3. Resolve the Donovan McNabb and Albert Haynesworth situations. They don't want either player on the team anymore, but the question is how to get rid of them. They might be able to dump McNabb for a late-round draft pick, but if they can't, they'll probably just cut him and let him find his next job on his own. Haynesworth has trade value in a league where many 4-3 teams are looking for interior defensive line help. Don't expect the Redskins to cut Haynesworth, because they don't want to do him any favors and they don't want him free to sign with former Tennessee D-line coach Washburn in Philadelphia. If they can't get value for him, don't be surprised if Haynesworth remains on the team all season and has a hard time getting into games.

Top five free agents: WR Moss, OT Jammal Brown, CB Carlos Rogers, LB Rocky McIntosh, QB Rex Grossman

Quiet free agent weekend for Cowboys

March, 7, 2010
The Cowboys have done nothing in free agency.

It's not a big deal because the team normally doesn't make a splash the first day, or even the first weekend, of free agency.

The last time the Cowboys made news with free agency was 2006, Bill Parcells' first season, when six players were signed. Only one of those players, Kyle Kosier, is still with the team. Kicker Mike Vanderjagt is out of the league, and Akin Ayodele was recently cut by the Dolphins.

The Cowboys were not going to become major players in this market.

They weren't going to go after Julius Peppers, who signed with the Bears.

You could ask why the Cowboys wouldn't go after Brandon Marshall, a player they like.
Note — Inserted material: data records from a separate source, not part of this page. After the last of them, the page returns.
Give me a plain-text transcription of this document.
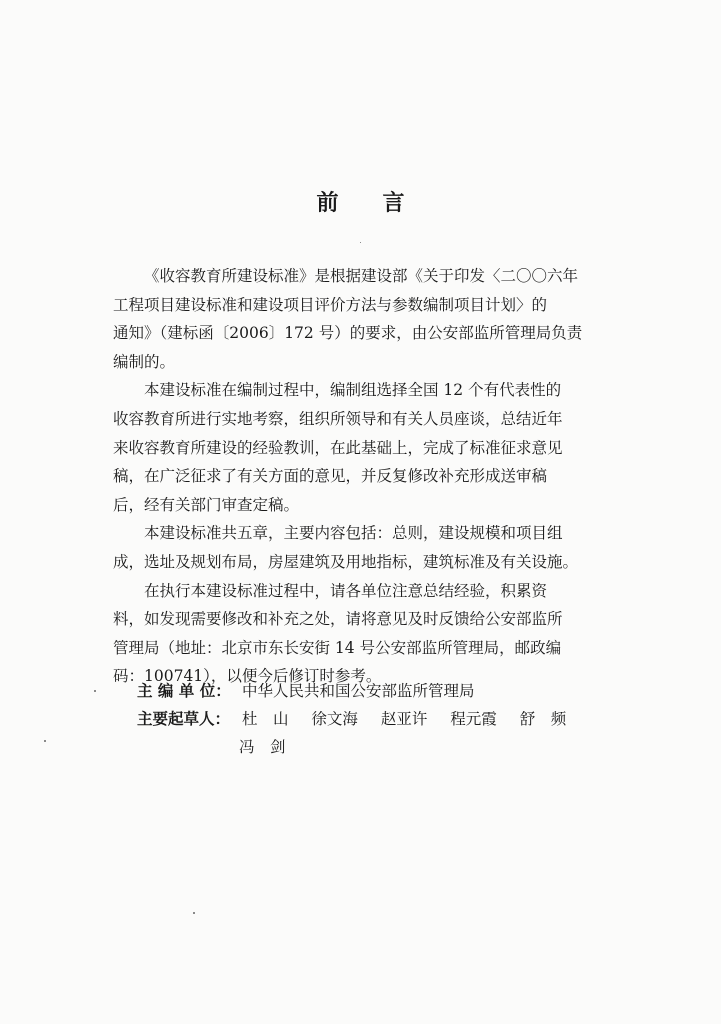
前 言

《收容教育所建设标准》是根据建设部《关于印发〈二〇〇六年
工程项目建设标准和建设项目评价方法与参数编制项目计划〉的
通知》（建标函〔2006〕172 号）的要求，由公安部监所管理局负责
编制的。

本建设标准在编制过程中，编制组选择全国 12 个有代表性的
收容教育所进行实地考察，组织所领导和有关人员座谈，总结近年
来收容教育所建设的经验教训，在此基础上，完成了标准征求意见
稿，在广泛征求了有关方面的意见，并反复修改补充形成送审稿
后，经有关部门审查定稿。

本建设标准共五章，主要内容包括：总则，建设规模和项目组
成，选址及规划布局，房屋建筑及用地指标，建筑标准及有关设施。

在执行本建设标准过程中，请各单位注意总结经验，积累资
料，如发现需要修改和补充之处，请将意见及时反馈给公安部监所
管理局（地址：北京市东长安街 14 号公安部监所管理局，邮政编
码：100741），以便今后修订时参考。

主 编 单 位： 中华人民共和国公安部监所管理局
主要起草人： 杜　山 徐文海 赵亚许 程元霞 舒　频
冯　剑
Well, the team is already committed close to $13 million in guaranteed money to wide receiver Roy Williams, whether he's on the team or not. So, why get Marshall?

Antonio Cromartie's name was floated about in terms of a trade with the Cowboys. To get Cromartie, the rumors had the Cowboys giving up one of their three running backs, something team vice president Stephen Jones said wasn't going to happen. The Chargers ended up sending Cromartie to the Jets for a future third-round pick that could become a second-round pick.

Jerry Jones believes that the 2009 draft class, a disappointment due to the injuries it suffered, will bounce back and the upcoming draft is a place where this team can get younger and better.

Will the Cowboys sign somebody in free agency? Sure, but not right now.

Cromartie to Cowboys? It doesn't add up

February, 17, 2010
This rumor about the Chargers shopping cornerback Antonio Cromartie was confirmed by Chris Mortensen today.

San Diego wants a running back and, yes, the Cowboys have three quality ones, including starter Marion Barber.

But if the Chargers want Barber, they would have to pay him $4 million in guaranteed roster bonus money in addition to a base salary of $3.8 million for 2010. That's a lot of money for a player who hasn't stayed healthy since becoming the full-time starter in 2008 and has never had a 1000-yard season.

San Diego could rework the contract, at least the base salary.

Now, say the Cowboys give up Tashard Choice.

Ben Dogra, Choice's agent, said last week he hasn't heard anything regarding a trade. The Cowboys' coaches like Choice's speed and ability to block on third down. And he's a more complete back than Felix Jones.

Well, the Cowboys love Jones' speed and ability to make people miss and wouldn't give up on a first-round pick so soon.

Now, to have three running backs is a bit much. It's probably too much for offensive coordinator Jason Garrett to handle. But with injuries occurring to all three backs at some point in the last two seasons, keeping all three is a benefit.

At least for right now.

Dallas' scouts are looking at running backs in the upcoming draft in case a move does happen.

Ok, so why would the Cowboys want Cromartie?

Terence Newman and Mike Jenkins are both coming off Pro Bowl seasons. Salary-wise, Newman is owed $9 million in a base salary in 2010.

Do you start Cromartie over Newman?

Do you start Cromartie over Jenkins?

Do you make Cromartie the third-down corner over Orlando Scandrick, a young player the Cowboys like and are projecting as a starter in a year or two?

A deal for Cromartie just doesn't make sense given what the Cowboys have on their roster right now.

Jerry Jones has said the team will not rest and will put forth an effort to improve, despite winning its first playoff game since 1996. But Jones said the team won't do anything rash.